1, 31, 60 ... Source follower MESFET, 2, 3
2, 61 ... Gate terminal, 3, 33 ... Diode, 4, 3
4, 63 ... Constant current MESFETs, 5, 35, 64 ... Gate terminals, 7, 37 ... Resistors, 8, 38 ... Output terminals, 9, 3
9 ... Differential MESFET, 10, 40, 68 ... Protection MES
FET, 11, 12, 41, 69 ... Diode, 13,
43, 71 ... Input node, 14, 44 ... Resistor, 15, 4
5 ... Output terminal, 16, 46 ... Differential MESFET, 17,
47 ... Protection MESFET, 18, 19, 48 ... Diode, 20, 50 ... Gate terminal, 21, 51 ... Constant current ME
SFET, 22, 52 ... Gate terminal.

 ─────────────────────────────────────────────────── ─── Continuation of front page (72) Mitsuru Arai Mitsuru Arai 5-20-1 Kamimizuhoncho, Kodaira-shi, Tokyo Inside Hiritsu Cho-LS Engineering Co., Ltd. (72) Inventor Yasushi Hatta Ome, Tokyo 2326 Imai, Ichi, Hitachi, Ltd. Device Development Center

Claims (3)

[Claims] 1. An amplifying ME in which an input signal is supplied to a gate.

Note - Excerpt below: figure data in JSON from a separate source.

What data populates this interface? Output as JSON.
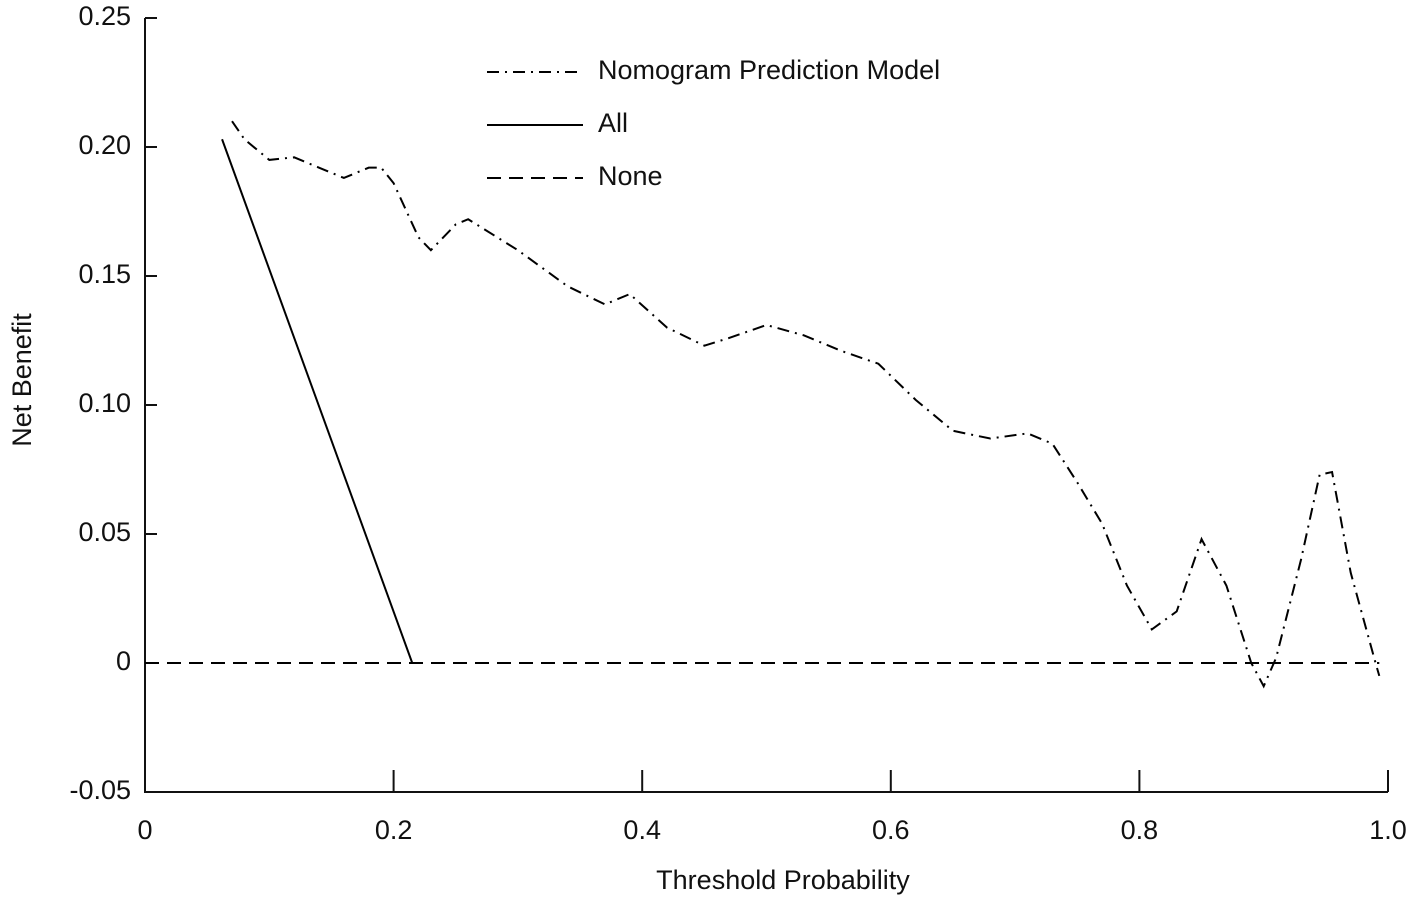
{
  "chart_data": {
    "type": "line",
    "x_label": "Threshold Probability",
    "y_label": "Net Benefit",
    "xlim": [
      0,
      1
    ],
    "ylim": [
      -0.05,
      0.25
    ],
    "xticks": [
      0,
      0.2,
      0.4,
      0.6,
      0.8,
      {
        "value": 1,
        "label": "1.0"
      }
    ],
    "yticks": [
      -0.05,
      0,
      0.05,
      {
        "value": 0.1,
        "label": "0.10"
      },
      0.15,
      {
        "value": 0.2,
        "label": "0.20"
      },
      0.25
    ],
    "legend": "top-center",
    "series": [
      {
        "name": "Nomogram Prediction Model",
        "color": "#000000",
        "linestyle": "dashdot",
        "x": [
          0.07,
          0.08,
          0.1,
          0.12,
          0.14,
          0.16,
          0.18,
          0.19,
          0.2,
          0.22,
          0.23,
          0.25,
          0.26,
          0.3,
          0.34,
          0.37,
          0.39,
          0.42,
          0.45,
          0.47,
          0.5,
          0.53,
          0.56,
          0.59,
          0.62,
          0.65,
          0.68,
          0.71,
          0.73,
          0.75,
          0.77,
          0.79,
          0.81,
          0.83,
          0.85,
          0.87,
          0.89,
          0.9,
          0.91,
          0.93,
          0.945,
          0.955,
          0.97,
          0.99,
          0.993
        ],
        "values": [
          0.21,
          0.203,
          0.195,
          0.196,
          0.192,
          0.188,
          0.192,
          0.192,
          0.186,
          0.165,
          0.16,
          0.17,
          0.172,
          0.16,
          0.146,
          0.139,
          0.143,
          0.13,
          0.123,
          0.126,
          0.131,
          0.127,
          0.121,
          0.116,
          0.102,
          0.09,
          0.087,
          0.089,
          0.085,
          0.07,
          0.054,
          0.03,
          0.013,
          0.02,
          0.048,
          0.03,
          0.0,
          -0.009,
          0.002,
          0.04,
          0.073,
          0.074,
          0.035,
          0.0,
          -0.005
        ]
      },
      {
        "name": "All",
        "color": "#000000",
        "linestyle": "solid",
        "x": [
          0.062,
          0.215
        ],
        "values": [
          0.203,
          0
        ]
      },
      {
        "name": "None",
        "color": "#000000",
        "linestyle": "dashed",
        "x": [
          0,
          0.993
        ],
        "values": [
          0,
          0
        ]
      }
    ]
  }
}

The amplification MESFET is provided so as to form a current path between the gate and the drain of the amplification MESFET.
An amplifier circuit comprising: a protection MESFET having a gate applied with a voltage that is turned on when the gate-drain voltage of the ESFET reaches a predetermined potential difference equal to or lower than the withstand voltage. 2. The amplification MESFET is a pair of amplification MESFETs connected in a differential form, and the protection MESFET is provided.

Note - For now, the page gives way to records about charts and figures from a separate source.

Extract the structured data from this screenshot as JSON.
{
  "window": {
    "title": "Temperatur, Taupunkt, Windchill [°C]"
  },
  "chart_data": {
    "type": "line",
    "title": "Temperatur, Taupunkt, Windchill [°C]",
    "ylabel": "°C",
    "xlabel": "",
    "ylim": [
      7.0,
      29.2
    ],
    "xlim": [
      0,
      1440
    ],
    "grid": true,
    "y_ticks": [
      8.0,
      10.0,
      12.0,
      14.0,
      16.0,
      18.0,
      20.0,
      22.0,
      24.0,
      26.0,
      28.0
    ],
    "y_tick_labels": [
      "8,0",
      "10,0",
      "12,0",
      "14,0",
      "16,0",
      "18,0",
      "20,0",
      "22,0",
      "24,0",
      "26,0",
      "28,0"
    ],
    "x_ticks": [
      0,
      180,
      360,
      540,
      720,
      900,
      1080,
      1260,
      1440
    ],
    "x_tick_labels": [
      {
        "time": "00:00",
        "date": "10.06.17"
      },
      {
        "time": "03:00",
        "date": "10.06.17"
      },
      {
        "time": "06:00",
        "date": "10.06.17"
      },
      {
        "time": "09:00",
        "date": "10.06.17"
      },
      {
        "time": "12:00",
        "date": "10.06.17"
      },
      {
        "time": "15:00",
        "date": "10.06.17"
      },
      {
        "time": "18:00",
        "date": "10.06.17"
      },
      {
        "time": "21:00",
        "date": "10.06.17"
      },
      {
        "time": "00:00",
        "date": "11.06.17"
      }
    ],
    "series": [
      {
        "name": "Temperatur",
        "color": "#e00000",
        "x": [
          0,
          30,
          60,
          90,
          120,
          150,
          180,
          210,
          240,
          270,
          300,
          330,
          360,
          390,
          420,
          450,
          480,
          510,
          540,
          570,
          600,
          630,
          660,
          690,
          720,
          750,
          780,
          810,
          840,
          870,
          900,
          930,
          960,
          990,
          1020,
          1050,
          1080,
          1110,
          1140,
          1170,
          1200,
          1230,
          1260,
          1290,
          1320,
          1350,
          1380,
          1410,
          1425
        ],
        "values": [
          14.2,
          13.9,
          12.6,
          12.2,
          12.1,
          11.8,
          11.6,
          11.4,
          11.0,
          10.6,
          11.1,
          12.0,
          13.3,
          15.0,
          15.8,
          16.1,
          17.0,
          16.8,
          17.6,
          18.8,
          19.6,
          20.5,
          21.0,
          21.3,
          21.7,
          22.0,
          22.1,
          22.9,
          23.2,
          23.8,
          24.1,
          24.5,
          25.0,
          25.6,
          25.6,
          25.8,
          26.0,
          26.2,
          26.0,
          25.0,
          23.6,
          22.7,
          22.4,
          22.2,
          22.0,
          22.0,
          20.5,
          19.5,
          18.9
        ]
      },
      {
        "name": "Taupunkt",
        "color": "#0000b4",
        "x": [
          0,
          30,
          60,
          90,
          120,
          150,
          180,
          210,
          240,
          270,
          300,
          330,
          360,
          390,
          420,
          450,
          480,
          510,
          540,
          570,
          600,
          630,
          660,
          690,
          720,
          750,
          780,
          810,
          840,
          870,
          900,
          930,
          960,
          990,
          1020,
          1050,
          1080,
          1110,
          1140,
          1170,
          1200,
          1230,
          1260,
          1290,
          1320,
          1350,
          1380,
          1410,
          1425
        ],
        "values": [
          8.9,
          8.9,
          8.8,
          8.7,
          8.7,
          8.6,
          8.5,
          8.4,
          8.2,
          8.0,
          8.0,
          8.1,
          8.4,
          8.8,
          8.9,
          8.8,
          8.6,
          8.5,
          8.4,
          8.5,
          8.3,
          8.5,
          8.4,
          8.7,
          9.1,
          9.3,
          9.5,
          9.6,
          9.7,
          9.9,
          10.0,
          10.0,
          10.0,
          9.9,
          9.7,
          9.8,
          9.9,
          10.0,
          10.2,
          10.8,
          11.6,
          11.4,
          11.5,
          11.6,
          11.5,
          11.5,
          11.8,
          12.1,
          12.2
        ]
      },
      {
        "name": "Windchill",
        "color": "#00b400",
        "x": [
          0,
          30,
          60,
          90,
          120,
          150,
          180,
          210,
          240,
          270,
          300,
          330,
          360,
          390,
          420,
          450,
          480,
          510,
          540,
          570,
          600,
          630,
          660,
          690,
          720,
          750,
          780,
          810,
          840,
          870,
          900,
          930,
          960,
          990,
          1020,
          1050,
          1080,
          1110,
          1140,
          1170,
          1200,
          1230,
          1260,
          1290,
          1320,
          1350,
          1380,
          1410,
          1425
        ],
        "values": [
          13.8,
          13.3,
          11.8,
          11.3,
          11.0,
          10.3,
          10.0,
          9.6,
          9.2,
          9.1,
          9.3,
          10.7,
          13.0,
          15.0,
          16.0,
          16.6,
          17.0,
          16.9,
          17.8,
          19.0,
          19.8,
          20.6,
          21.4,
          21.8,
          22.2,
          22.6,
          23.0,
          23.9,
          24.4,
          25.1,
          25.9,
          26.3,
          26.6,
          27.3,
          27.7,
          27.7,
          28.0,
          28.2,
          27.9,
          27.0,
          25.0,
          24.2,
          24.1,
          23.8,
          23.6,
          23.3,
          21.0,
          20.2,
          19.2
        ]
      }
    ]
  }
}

The ESFET is a pair of MESFETs connected between the respective gates and drains of the differential amplification MESFETs via level shifting diodes, and each gate is a common source of the pair of amplification MESFETs. The amplifier circuit according to claim 1, wherein the amplifier circuit is connected to. 3. The input signal is a source follower amplifier M.
It is transmitted to the gate of the amplification MESFET through the ESFET and the MESFET in the form of a diode for level shift, and the protection MESFET is provided between the drain and gate of the amplification MESFET together with the level shift MESFET. The amplifier circuit according to claim 1, wherein the amplifier circuit constitutes a current path.